Pierre a été enterré le 10 mars. Le cortège était immense, et comptait probablement plusieurs milliers de personnes. À eux seuls, les régiments de la garde comprenaient 11 000 soldats. Saint-Pétersbourg était entièrement décorée aux couleurs du deuil. Pendant la cérémonie, des tirs de canons se faisaient entendre chaque minute.
Le dernier adieu a eu lieu dans la cathédrale Pierre-et-Paul, à l'intérieur de la forteresse éponyme. Toutefois, la construction de la cathédrale n'étant pas finie, Pierre n'a pas été enterré tout de suite, et son cercueil est donc resté à l'intérieur de l’édifice.

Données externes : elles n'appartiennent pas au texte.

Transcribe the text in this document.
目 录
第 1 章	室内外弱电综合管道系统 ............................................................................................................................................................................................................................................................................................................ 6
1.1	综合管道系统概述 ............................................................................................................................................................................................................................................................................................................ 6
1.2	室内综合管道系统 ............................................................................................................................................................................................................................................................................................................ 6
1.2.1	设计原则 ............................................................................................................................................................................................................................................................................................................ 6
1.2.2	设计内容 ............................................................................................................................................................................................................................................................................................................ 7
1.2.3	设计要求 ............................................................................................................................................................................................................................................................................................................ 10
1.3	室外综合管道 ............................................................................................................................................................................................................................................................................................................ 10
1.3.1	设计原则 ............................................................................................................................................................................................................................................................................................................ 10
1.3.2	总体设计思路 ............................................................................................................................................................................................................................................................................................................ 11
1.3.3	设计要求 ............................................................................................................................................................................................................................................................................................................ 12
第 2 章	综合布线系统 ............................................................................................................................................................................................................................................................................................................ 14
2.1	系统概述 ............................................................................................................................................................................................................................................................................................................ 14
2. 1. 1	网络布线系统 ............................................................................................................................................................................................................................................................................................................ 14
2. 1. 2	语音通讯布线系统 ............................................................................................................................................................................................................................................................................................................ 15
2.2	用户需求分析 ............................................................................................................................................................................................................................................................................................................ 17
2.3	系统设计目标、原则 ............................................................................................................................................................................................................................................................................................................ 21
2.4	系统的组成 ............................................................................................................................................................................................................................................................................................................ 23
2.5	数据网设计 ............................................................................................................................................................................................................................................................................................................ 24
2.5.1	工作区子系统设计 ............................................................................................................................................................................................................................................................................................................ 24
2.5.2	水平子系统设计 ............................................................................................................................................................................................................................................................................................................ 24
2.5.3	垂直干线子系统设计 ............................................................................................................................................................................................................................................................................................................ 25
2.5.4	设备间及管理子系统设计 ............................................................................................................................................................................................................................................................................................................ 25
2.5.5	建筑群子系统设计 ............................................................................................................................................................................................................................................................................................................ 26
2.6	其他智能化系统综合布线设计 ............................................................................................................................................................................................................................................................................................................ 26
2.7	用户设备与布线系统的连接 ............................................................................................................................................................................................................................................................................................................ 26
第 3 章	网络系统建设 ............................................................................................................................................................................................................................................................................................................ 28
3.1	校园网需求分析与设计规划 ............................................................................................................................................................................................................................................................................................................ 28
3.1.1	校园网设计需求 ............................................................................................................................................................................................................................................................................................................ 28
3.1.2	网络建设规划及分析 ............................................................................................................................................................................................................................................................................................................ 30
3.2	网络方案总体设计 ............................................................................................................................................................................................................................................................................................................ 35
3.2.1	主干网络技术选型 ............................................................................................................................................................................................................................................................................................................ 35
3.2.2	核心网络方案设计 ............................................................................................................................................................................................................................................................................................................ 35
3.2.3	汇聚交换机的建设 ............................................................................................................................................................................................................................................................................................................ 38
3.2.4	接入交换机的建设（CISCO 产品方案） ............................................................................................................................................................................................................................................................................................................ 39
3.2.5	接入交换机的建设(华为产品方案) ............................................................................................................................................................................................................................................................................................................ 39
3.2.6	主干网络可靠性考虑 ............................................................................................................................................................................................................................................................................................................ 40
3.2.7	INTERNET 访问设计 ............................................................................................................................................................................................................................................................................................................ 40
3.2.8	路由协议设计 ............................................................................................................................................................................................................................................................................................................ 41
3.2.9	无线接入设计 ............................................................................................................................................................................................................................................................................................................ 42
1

En 1727, le cercueil de Catherine Ire l'a rejoint. C'est seulement le 29 mai 1731 qu'ils ont été enterrés à l'intérieur d'une double crypte, sous la cathédrale. Les corps de Pierre et de Catherine ne peuvent aujourd’hui pas être exhumés, car pour ce faire il faudrait démolir la cathédrale de Pierre et Paul.
Pierre a été le premier monarque russe à être représenté artistiquement après sa mort. Non seulement des portraits ont été réalisé par différents artistes, mais un masque posthume a également été réalisé. Jacob Bruce a par ailleurs créé et édité un album spécial dédié à la cérémonie funéraire de l'empereur. Pour illustrer cet ouvrage, une gravure de près de 10 mètres a été créée par un artiste anonyme, dépeignant le cortège et indiquant les noms, titres et positions de tous les participants.
Le peuple a répondu à tout cela d'une manière très russe. C’est après la mort de l’empereur qu’a été créé le loubok Les Souris enterrant le Chat (un loubok est une pièce d'art populaire vendue dans les foires et sur les marchés pour divertir les gens simples). Œuvre d’artistes inconnus, il semble caricaturer le cortège funéraire de Pierre le Grand. Aux yeux du peuple, les nobles pleurant le monarque cruel et terrifiant ressemblaient à des souris faisant le deuil du chat qui les avait récemment chassées et mangées.